Il fut décidé qu'en l'échange de fioles contenant mon sang et celui d'Athéna et d'une transfusion directe dans l'avion entre lui et moi, il nous aiderait à monter dans l'avion sans aucun de ses sbires et il nous déposerait dans une zone de sureté non pas au Clan.

Il était persuadé que j'avais en moi ce fichu vaccin. A dire vrai, je l'espérais moi aussi et je me souvenais de l'intérêt que nous portaient, à Athéna et moi, les scientifiques.

Mais comment était-ce possible ? Nous n'étions pas là lorsque le virus était apparu. Comment aurions-nous pu avoir un vaccin contre une maladie inexistante ? Et cette plaie à la cheville qui me brûlait atrocement, était-ce le virus qui m'infectait ? Cela, Herbert ne le savait pas.

Je fis part de notre discussion à tous mes compagnons de route et chacun d'entre eux, bien que déboussolés par ce revirement de situation, acceptèrent tous les conditions émises par Herbert.

Avant de partir vers la base aérienne de la Bulle qui n'était pas à plus de trois kilomètres, je suis retourné avec Kaya dans le hangar numéro deux. J'ai cherché la femme à qui j'avais parlé plus tôt, elle n'était pas là. Je me suis donc adressé à un homme d'une trentaine d'années. Je l'ai informé de l'état de santé de Kaya, de ses symptômes. Il a paru surpris et l'a regardée avec attention. Il a examiné les veines sur ses poignets et sa gorge.

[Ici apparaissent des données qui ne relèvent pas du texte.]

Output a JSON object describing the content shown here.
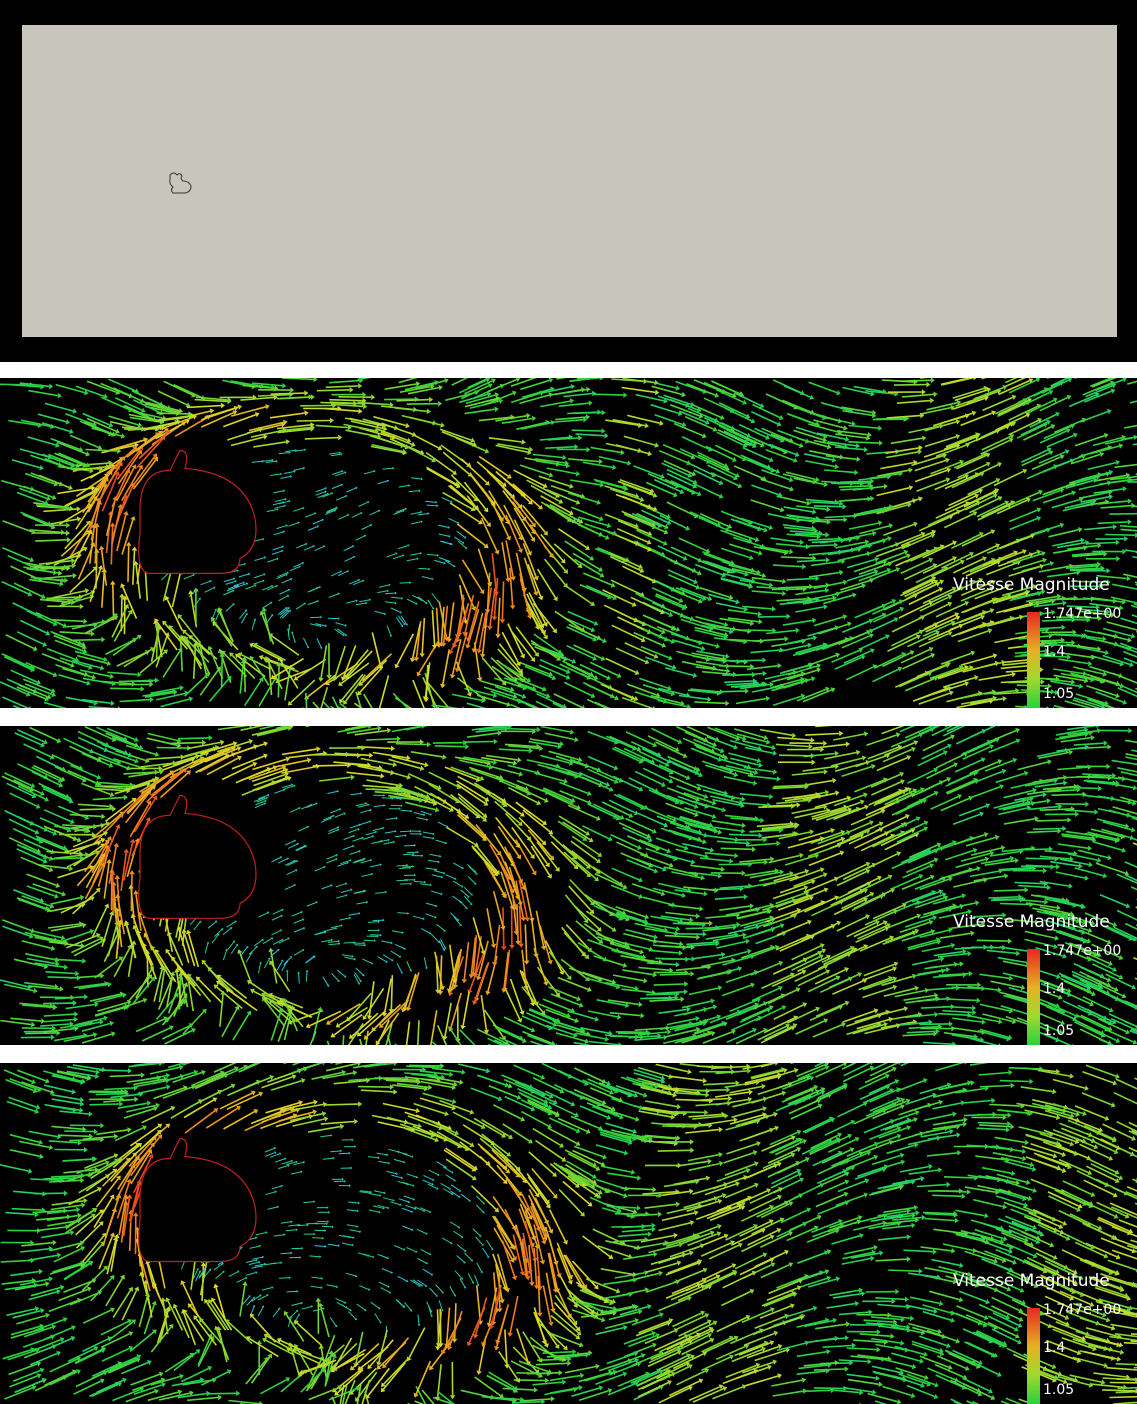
{
  "panels": [
    {
      "legend": {
        "title": "Vitesse Magnitude",
        "labels": [
          "1.747e+00",
          "1.4",
          "1.05"
        ]
      }
    },
    {
      "legend": {
        "title": "Vitesse Magnitude",
        "labels": [
          "1.747e+00",
          "1.4",
          "1.05"
        ]
      }
    },
    {
      "legend": {
        "title": "Vitesse Magnitude",
        "labels": [
          "1.747e+00",
          "1.4",
          "1.05"
        ]
      }
    }
  ]
}
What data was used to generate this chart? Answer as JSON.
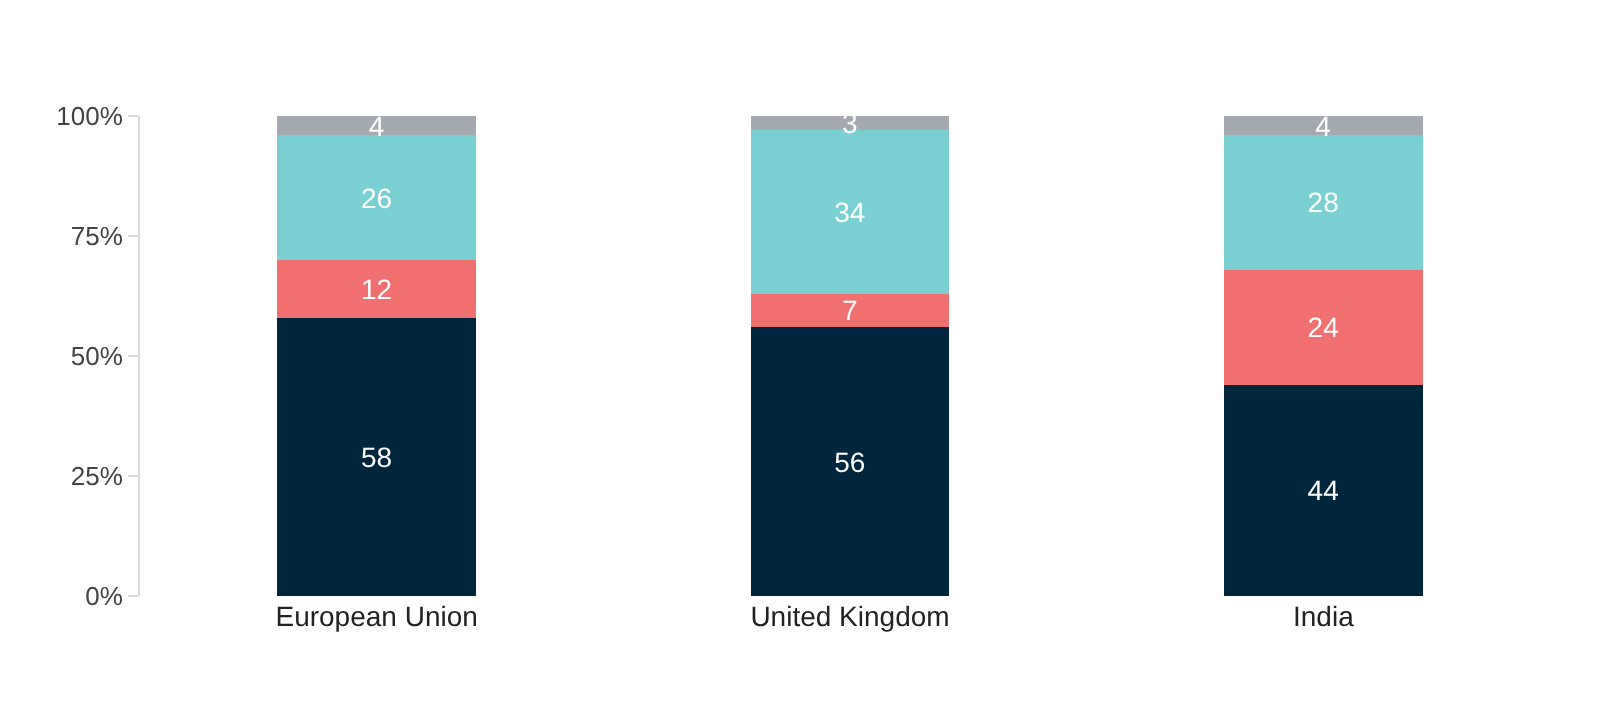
{
  "chart_data": {
    "type": "bar",
    "stacked": true,
    "data_labels": true,
    "grid": false,
    "categories": [
      "European Union",
      "United Kingdom",
      "India"
    ],
    "series": [
      {
        "color": "#00263e",
        "values": [
          58,
          56,
          44
        ]
      },
      {
        "color": "#f07070",
        "values": [
          12,
          7,
          24
        ]
      },
      {
        "color": "#7acfd3",
        "values": [
          26,
          34,
          28
        ]
      },
      {
        "color": "#a4aab0",
        "values": [
          4,
          3,
          4
        ]
      }
    ],
    "ylim": [
      0,
      100
    ],
    "yticks": [
      {
        "value": 0,
        "label": "0%"
      },
      {
        "value": 25,
        "label": "25%"
      },
      {
        "value": 50,
        "label": "50%"
      },
      {
        "value": 75,
        "label": "75%"
      },
      {
        "value": 100,
        "label": "100%"
      }
    ]
  }
}
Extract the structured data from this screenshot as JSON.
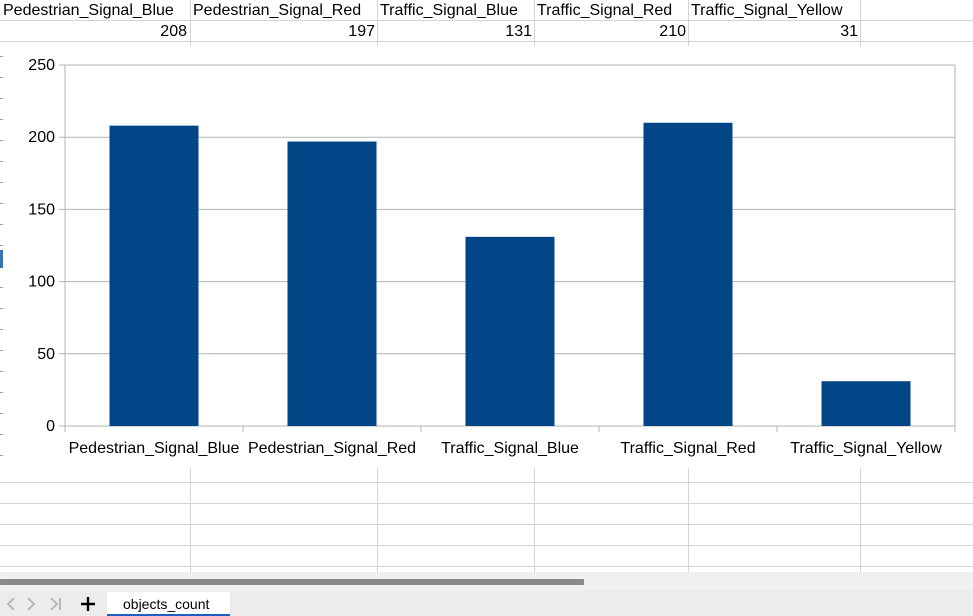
{
  "spreadsheet": {
    "header_row": [
      "Pedestrian_Signal_Blue",
      "Pedestrian_Signal_Red",
      "Traffic_Signal_Blue",
      "Traffic_Signal_Red",
      "Traffic_Signal_Yellow"
    ],
    "value_row": [
      "208",
      "197",
      "131",
      "210",
      "31"
    ]
  },
  "chart_data": {
    "type": "bar",
    "categories": [
      "Pedestrian_Signal_Blue",
      "Pedestrian_Signal_Red",
      "Traffic_Signal_Blue",
      "Traffic_Signal_Red",
      "Traffic_Signal_Yellow"
    ],
    "values": [
      208,
      197,
      131,
      210,
      31
    ],
    "title": "",
    "xlabel": "",
    "ylabel": "",
    "ylim": [
      0,
      250
    ],
    "yticks": [
      "0",
      "50",
      "100",
      "150",
      "200",
      "250"
    ],
    "grid": true,
    "legend": "none",
    "bar_color": "#004586"
  },
  "tabs": {
    "active_sheet": "objects_count"
  },
  "icons": {
    "first_sheet": "first-sheet-icon",
    "prev_sheet": "prev-sheet-icon",
    "next_sheet": "next-sheet-icon",
    "last_sheet": "last-sheet-icon",
    "add_sheet": "add-sheet-icon"
  }
}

— Je n'ai jamais ni vu, ni entendu ce genre de symptômes, m'a t-il avoué. Il parlait de l'agressivité et de la colère ainsi poussées. Un frisson m'a alors parcouru. je venais de faire le rapprochement entre le virus mutant et Kaya. Elle n'était donc pas atteinte du virus original mais de celui dont m'avait tout juste parlé Herbert.

Je lui donnais une fiole de vaccin de la bulle contre l'une des nouvelle fioles françaises. Il injecta le nouveau sérum à Kaya et s'éclipsa alors qu'une petite fille plus loin, hurlait à l'agonie.